Risk of doing nothing on jobs is too high

If someone offered you the opportunity to make a tenfold return on an investment over five years, would you take it?

That’s what the Santa Rosa Chamber of Commerce BEST economic development program is offering state and local government: $37 million in additional tax revenue generated by 4,100 new jobs created or attracted to Sonoma County in the next five years, according to its estimates.

That’s the goal set by Building Economic Success Together – BEST – which has set a $3.25 million fund-raising goal and is well along to achieving it.

Including the county contribution, the campaign has raised $2.415 million – the vast majority from business. That puts BEST at 74 percent of its goal and places it on solid ground to go forward.

But this is not about fundraising. It is about creating jobs, the most basic underpinning of any community. And it about proactively seeking out and supporting jobs in an economy where the rules of job creation have changed.

In a presentation Thursday celebrating the kickoff of the 30th anniversary of the founding of the Wells Fargo Center for the Arts, Wells Capital Management Senior Economist Gary Schlossberg noted that Sonoma County has recently fared better in job creation than the state and nation.

His data show that while gains have slowed over the past two months, job growth has exceeded 2 percent in Sonoma County this year while the state and nation have lagged behind at about 1.5 percent or less.
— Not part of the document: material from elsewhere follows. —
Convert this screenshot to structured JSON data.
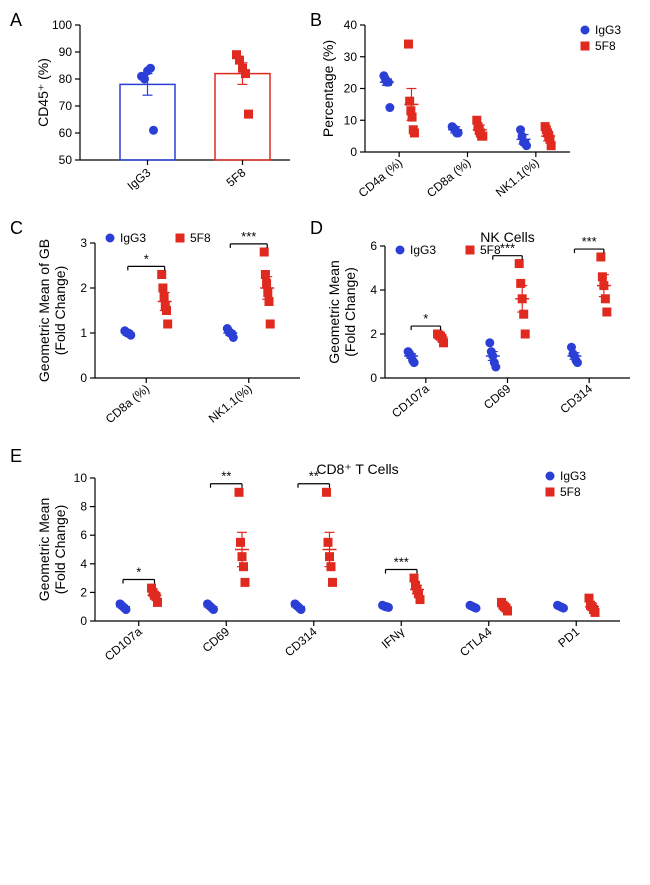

That’s good news. But Sonoma County’s unemployment rate remains historically high above 9 percent, and there are pockets in the county where it is well into the double digits. And Sonoma County by percentage lost more jobs in the recession than the state or nation. At the deepest point in the recession, the county shed 9.5 percent of its employment base, according to Mr. Schlossberg’s data.

Many experts believe the recession, globalization and technology have created structural changes in employment that will keep the jobless rate high for years to come if not longer.

So, one can resign himself to that dreary future or combat it with the right training programs, business retention and attraction and other strategies, which are what BEST is designed to do.

The question, of course, is how to accomplish the goal of creating 4,100 jobs and how to measure it. And in agreeing to support BEST, county supervisors made clear they expect measureable results above the 20,000 new jobs forecasters say the economy could – with the key word being could  – create organically over five years.

It’s not as though Sonoma County is the first to try this. Similar programs based on return on investment to their backers have shown success in Asheville, N.C., Richmond, Va., and Omaha, Neb.

Is BEST a risk? Of course it is. But doing nothing is a bigger one.